A police officer walks near a robot in an area that has been cordoned off in central Oslo on April 8, 2017, after police arrested a man following the discovery of a 'bomb-like device'. (AFP/NTB Scanpix/Fredrik Varfjell/ Norway OUT)
OSLO, Jan. 30 (Xinhua) -- Norway's Police Security Service (PST) published an assessment report Tuesday naming extreme Islamism as the biggest terror threat for the country in 2018.
Foreign intelligence services and recruitment of resources and agents are also considered to be one of the increasing threats, the report said.
PST head Benedicte Bjornland said at a press conference that PST has decreased the level of concerns about extreme Islamism.
"Radicalization is no longer based on organizations, but rather from individuals, so the power and environmental impacts are weakened," Bjornland said.
According to her, PST does not have a full overview of what has happened to about 40 Norwegians who joined the group IS in Syria and Iraq, and expressed doubt they would return to Norway if they were still alive.
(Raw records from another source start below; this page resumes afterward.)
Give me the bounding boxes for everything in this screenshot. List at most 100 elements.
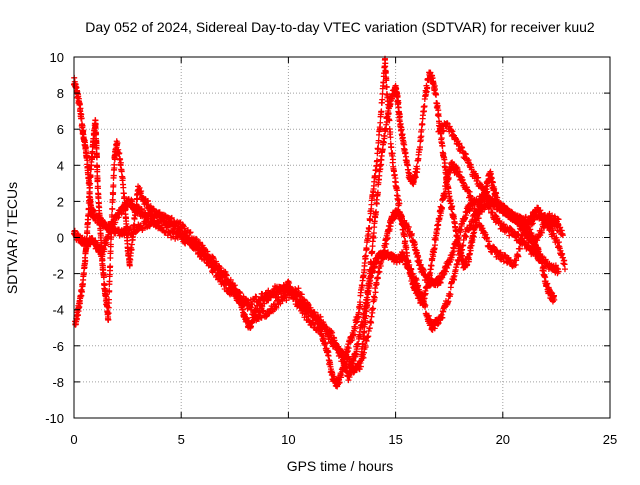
data-point-marker: [234, 291, 241, 298]
data-point-marker: [497, 249, 504, 256]
data-point-marker: [559, 232, 566, 239]
y-tick-label: 6: [57, 122, 64, 137]
data-point-marker: [138, 188, 145, 195]
data-point-marker: [265, 297, 272, 304]
data-point-marker: [87, 173, 94, 180]
data-point-marker: [307, 304, 314, 311]
data-point-marker: [416, 144, 423, 151]
data-point-marker: [422, 302, 429, 309]
data-point-marker: [111, 165, 118, 172]
data-point-marker: [383, 77, 390, 84]
data-point-marker: [104, 303, 111, 310]
data-point-marker: [447, 291, 454, 298]
x-tick-label: 15: [388, 432, 402, 447]
data-point-marker: [363, 246, 370, 253]
data-point-marker: [457, 226, 464, 233]
data-point-marker: [259, 291, 266, 298]
series-trace-e: [435, 119, 562, 277]
data-point-marker: [269, 289, 276, 296]
data-point-marker: [320, 335, 327, 342]
data-point-marker: [164, 224, 171, 231]
data-point-marker: [223, 271, 230, 278]
data-point-marker: [494, 194, 501, 201]
data-point-marker: [357, 363, 364, 370]
data-point-marker: [388, 144, 395, 151]
data-point-marker: [383, 241, 390, 248]
data-point-marker: [505, 207, 512, 214]
data-point-marker: [110, 189, 117, 196]
data-point-marker: [317, 313, 324, 320]
data-point-marker: [379, 96, 386, 103]
data-series: [71, 55, 568, 390]
data-point-marker: [304, 310, 311, 317]
data-point-marker: [449, 203, 456, 210]
data-point-marker: [218, 267, 225, 274]
data-point-marker: [370, 305, 377, 312]
data-point-marker: [223, 272, 230, 279]
data-point-marker: [489, 179, 496, 186]
data-point-marker: [394, 187, 401, 194]
data-point-marker: [471, 201, 478, 208]
data-point-marker: [193, 236, 200, 243]
grid-lines: [74, 57, 610, 418]
data-point-marker: [93, 154, 100, 161]
data-point-marker: [362, 252, 369, 259]
data-point-marker: [322, 324, 329, 331]
data-point-marker: [326, 332, 333, 339]
data-point-marker: [208, 260, 215, 267]
data-point-marker: [92, 121, 99, 128]
data-point-marker: [424, 84, 431, 91]
data-point-marker: [174, 234, 181, 241]
data-point-marker: [544, 280, 551, 287]
data-point-marker: [369, 248, 376, 255]
data-point-marker: [79, 122, 86, 129]
data-point-marker: [367, 268, 374, 275]
data-point-marker: [359, 348, 366, 355]
data-point-marker: [82, 257, 89, 264]
data-point-marker: [373, 200, 380, 207]
data-point-marker: [117, 159, 124, 166]
data-point-marker: [320, 321, 327, 328]
x-tick-label: 20: [496, 432, 510, 447]
data-point-marker: [100, 274, 107, 281]
data-point-marker: [366, 325, 373, 332]
data-point-marker: [131, 221, 138, 228]
data-point-marker: [422, 290, 429, 297]
data-point-marker: [421, 103, 428, 110]
data-point-marker: [316, 316, 323, 323]
data-point-marker: [105, 316, 112, 323]
data-point-marker: [349, 361, 356, 368]
data-point-marker: [235, 292, 242, 299]
data-point-marker: [160, 217, 167, 224]
data-point-marker: [213, 258, 220, 265]
y-tick-label: -10: [45, 411, 64, 426]
data-point-marker: [374, 275, 381, 282]
data-point-marker: [404, 252, 411, 259]
data-point-marker: [439, 143, 446, 150]
data-point-marker: [268, 292, 275, 299]
data-point-marker: [359, 282, 366, 289]
y-tick-label: 4: [57, 158, 64, 173]
data-point-marker: [559, 254, 566, 261]
data-point-marker: [555, 216, 562, 223]
data-point-marker: [181, 225, 188, 232]
data-point-marker: [373, 208, 380, 215]
data-point-marker: [96, 204, 103, 211]
data-point-marker: [414, 165, 421, 172]
data-point-marker: [118, 168, 125, 175]
data-point-marker: [105, 310, 112, 317]
data-point-marker: [384, 92, 391, 99]
data-point-marker: [84, 157, 91, 164]
data-point-marker: [357, 301, 364, 308]
data-point-marker: [365, 333, 372, 340]
data-point-marker: [207, 256, 214, 263]
data-point-marker: [178, 231, 185, 238]
data-point-marker: [128, 246, 135, 253]
data-point-marker: [428, 262, 435, 269]
data-point-marker: [340, 364, 347, 371]
y-tick-labels: -10 -8 -6 -4 -2 0 2 4 6 8 10: [45, 50, 64, 426]
data-point-marker: [144, 197, 151, 204]
data-point-marker: [551, 296, 558, 303]
data-point-marker: [196, 239, 203, 246]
"They have been there for a long time and they are convinced that extreme Islamism is the way to live. Our assessment has been that Norway is not a desirable return country for them. They may want to engage in new conflict areas, " Bjornland explained.
PST, however, still could not "rule out that anything could happen," and a possible attack could be simple and performed with simple weapons like knives, firearms, vehicles or explosive.
According to general PST assessment, it is unlikely that right-wing extremists will carry out terrorist attacks in Norway, while left-wing extremists are very unlikely to commit terrorism despite increased activity.
"There is a concern about the right-wing extremist environment. The Nordic resistance movement is a racist organization with hatred against those of different color and religion. They have a far greater environment in Sweden than in Norway, and we must therefore work actively to ensure that they do not get a foothold here, " said Justice Minister Sylvi Listhaug.
PST also added Norway's vulnerability in situations where foreign intelligence tries to get information about Norwegian interests by recruiting sources and through hacking or network operations.
Norway's defense sector, state administration, research and development and critical infrastructure businesses are considered to be particularly vulnerable to this type of threat, the report said.
"The cyber domain is vulnerable. It is cost effective and one can harvest significant amounts of information and do that from the ground in a completely different country, "Bjornland said.